I run into a bit of trouble with my code and would welcome any suggestion to make it run faster. I have a data frame that looks like that:
Name <- c("a","a","a","a","a","b","b","b","b","c")
Category <- c("sun","cat","sun","sun","sea","sun","sea","cat","dog","cat")
More_info <- c("table","table","table","table","table","table","table","table","table","cat")
d <- data.frame(Name,Category,More_info)
So I have duplicated entries for each row in column Name (the number of duplicates can vary). For each entry (a,b,...) I want to count the sum of each corresponding element in the Category column and keep the only category that appears the most. If an entry has an equal number of categories, I want to take one of most categories randomly. So in this case, the output dataframe would look like this:
Name <- c("a","b","c")
Category <- c("sun","dog","cat")
More_info <- c("table","table","table")
d <- data.frame(Name,Category,More_info)
a have sun entry kept because it appears the most, b would be dog or whatever other value as they all appear once with b, and c wouldn't be changed. My function looks like this:
my_choosing_function <- function(x){
tmp = dbSNP_hapmap[dbSNP_hapmap$refsnp_id==list_of_snps[x],]

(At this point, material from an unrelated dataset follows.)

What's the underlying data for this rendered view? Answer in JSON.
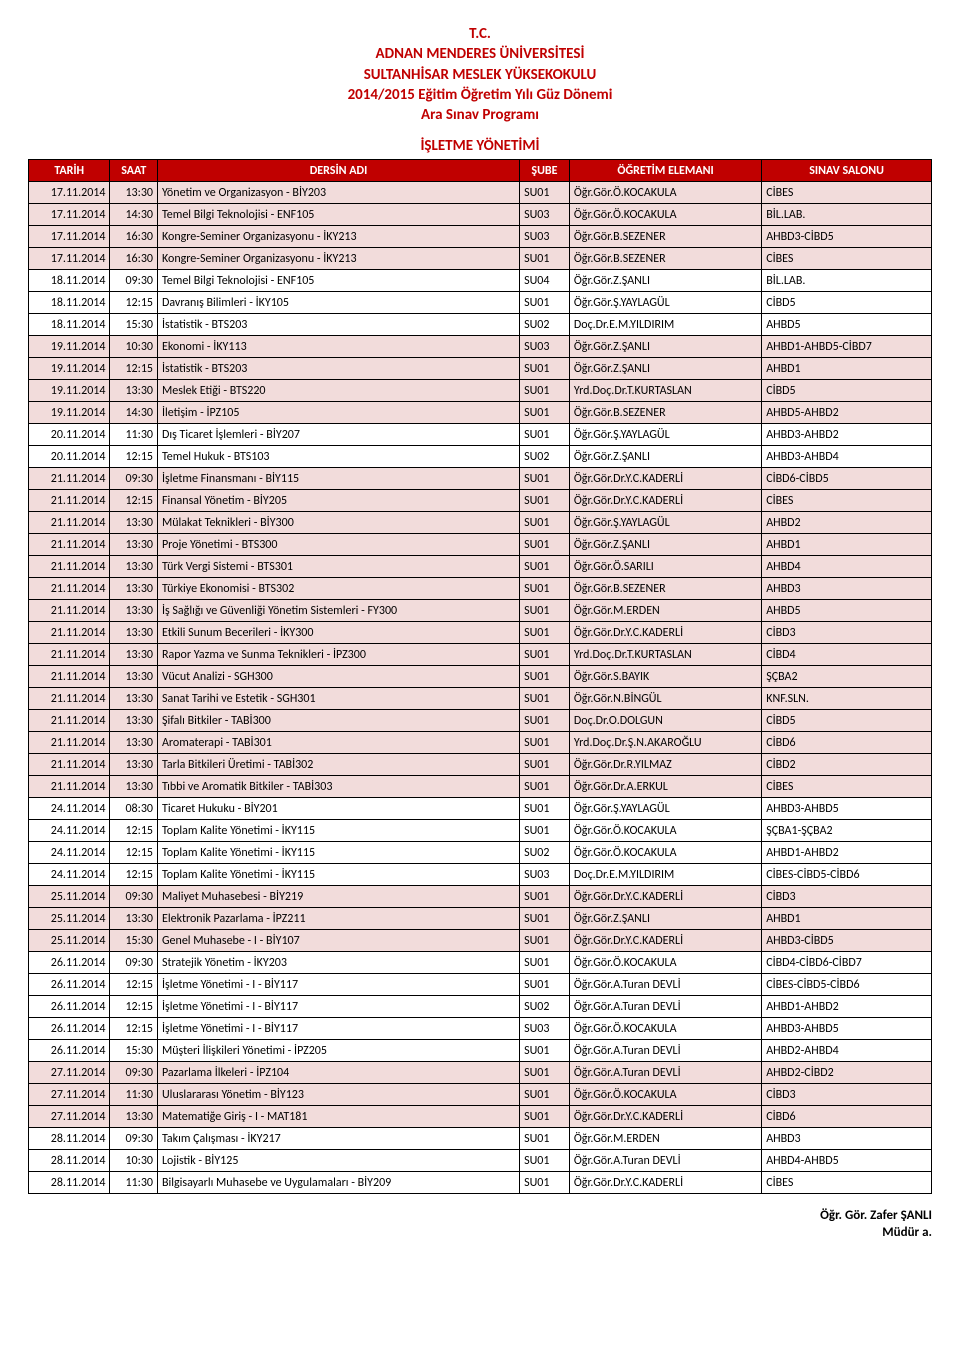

snp_freq <- as.data.frame(table(tmp$consequence_type_tv))
best_hit <- snp_freq[order(-snp_freq$Freq),]
best_hit$SNP<-list_of_snps[x]
top<-best_hit[1,]
return(top)
}
trst <- lapply(1:length(list_of_snps), function(x) my_choosing_function(x))
final <- do.call("rbind",trst)
Where I start from a list of unique elements (that would be Name in our case), for each element I do a table of the duplicated entries, I order the table by descending values and keep the top element. I do a lapply for each element of the list of unique values, then do a rbind of the whole thing.
As I have 2500000 rows in my initial data frame and 1500000 unique elements, it takes forever to run. 4 seconds for 100 lines, that would be a total of 34 hours for the lapply.
I'm sure packages like dplyr can do it in a few minutes but can't find a solution to do it. Anyone has an idea? Thanks a lot for your help!